Asked about his use of language, Johnson on Thursday apologised for any “hurt and offence” but said he “wanted to represent the layman to get an answer that was intelligible”.

“I wanted everybody in the room to feel that they can also speak freely”, he added.

Johnson hit out at Hugo Keith KC, lead counsel for the inquiry, accusing him of quoting from “accounts that you have culled from people’s jottings from meetings that I’ve been in”.

He said his government’s position was “that we had to save human life at all ages”.

“If you look at what we actually did, we went into lockdown as soon as we could for the first time round,” Johnson said, in a reference to his announcement on March 23 2020 of a UK shutdown. “And we sensibly went for a regional approach when the disease picked up again, and then again went into lockdown on October 30-31.”

On Wednesday, Johnson admitted that his government “vastly underestimated” the infectiousness and lethality of Covid-19 and displayed “incoherence” in early 2020.

The inquiry is examining the government’s response to Covid-19, including the UK’s preparedness when the disease struck in 2020 and senior decision-making.
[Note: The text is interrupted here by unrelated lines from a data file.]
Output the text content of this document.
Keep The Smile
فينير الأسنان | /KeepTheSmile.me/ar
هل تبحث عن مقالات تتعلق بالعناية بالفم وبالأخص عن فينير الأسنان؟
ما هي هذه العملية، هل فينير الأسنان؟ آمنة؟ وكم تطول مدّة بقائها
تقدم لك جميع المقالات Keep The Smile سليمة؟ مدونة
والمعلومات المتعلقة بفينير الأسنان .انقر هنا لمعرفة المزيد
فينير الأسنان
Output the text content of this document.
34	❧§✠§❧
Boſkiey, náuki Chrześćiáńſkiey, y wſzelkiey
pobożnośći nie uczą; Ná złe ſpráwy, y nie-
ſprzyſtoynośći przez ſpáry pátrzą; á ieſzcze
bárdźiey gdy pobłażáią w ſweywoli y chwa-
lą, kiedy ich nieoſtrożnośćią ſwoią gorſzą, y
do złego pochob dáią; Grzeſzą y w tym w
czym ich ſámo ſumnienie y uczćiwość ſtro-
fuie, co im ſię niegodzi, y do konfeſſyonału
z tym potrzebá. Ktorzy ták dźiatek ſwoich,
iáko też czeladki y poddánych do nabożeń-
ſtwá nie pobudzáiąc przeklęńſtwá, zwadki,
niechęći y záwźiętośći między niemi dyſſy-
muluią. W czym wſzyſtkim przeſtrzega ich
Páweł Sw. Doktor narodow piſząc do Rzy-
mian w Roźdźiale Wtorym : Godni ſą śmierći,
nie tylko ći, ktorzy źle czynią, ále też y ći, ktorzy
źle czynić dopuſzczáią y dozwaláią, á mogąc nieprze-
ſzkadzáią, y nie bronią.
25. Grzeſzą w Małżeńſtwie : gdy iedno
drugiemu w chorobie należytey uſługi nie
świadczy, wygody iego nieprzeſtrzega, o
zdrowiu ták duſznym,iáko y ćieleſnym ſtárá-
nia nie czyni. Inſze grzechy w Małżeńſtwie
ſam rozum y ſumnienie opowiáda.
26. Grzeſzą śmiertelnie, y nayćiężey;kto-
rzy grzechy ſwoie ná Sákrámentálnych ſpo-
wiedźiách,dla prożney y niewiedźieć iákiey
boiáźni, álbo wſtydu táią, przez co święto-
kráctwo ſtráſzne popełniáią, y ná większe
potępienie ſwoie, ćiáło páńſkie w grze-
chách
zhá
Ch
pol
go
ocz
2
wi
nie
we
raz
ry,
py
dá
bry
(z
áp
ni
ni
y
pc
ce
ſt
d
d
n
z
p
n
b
It is due to run until the summer of 2026.

Earlier on Thursday, Johnson said Sunak’s flagship meal subsidy scheme in the summer of 2020 had not been presented to him as “a gamble” that would lead to a rise in Covid cases.

He suggested launching the “Eat Out to Help Out” scheme was a logical move after relaxing curbs that allowed the hospitality industry to reopen after the first lockdown.

But Johnson admitted that he had heard Professor Chris Whitty, England’s chief medical officer, describe it as “Eat Out to Help Out the Virus” in September 2020.

The programme, which subsidised meals in restaurants in the summer of 2020, has been blamed for increasing Covid transmission rates.

Johnson said: “[Whitty] looked at me meaningfully, and I thought: ‘That’s funny because I don’t remember this being something that had previously seemed to attract objection’.”

But Johnson said he had not perceived the scheme as a “gamble”, adding: “It certainly wasn’t presented to me as such, nor am I confident that there is very substantial evidence that it did indeed add to the [reproduction number] R.

According to estimates from the Treasury, 100mn meals were eaten at an interim taxpayer cost of £522mn by the end of August 2020.

The inquiry has heard how senior scientific advisers were not consulted before Eat Out to Help Out was introduced. Johnson said on Thursday that he “thought that Chris and Patrick must have known”, referring to Whitty and Vallance.

Johnson added that he could not “understand how something as well publicised as [the scheme] could have been smuggled past the scientific advice, I don’t see how that could have happened”.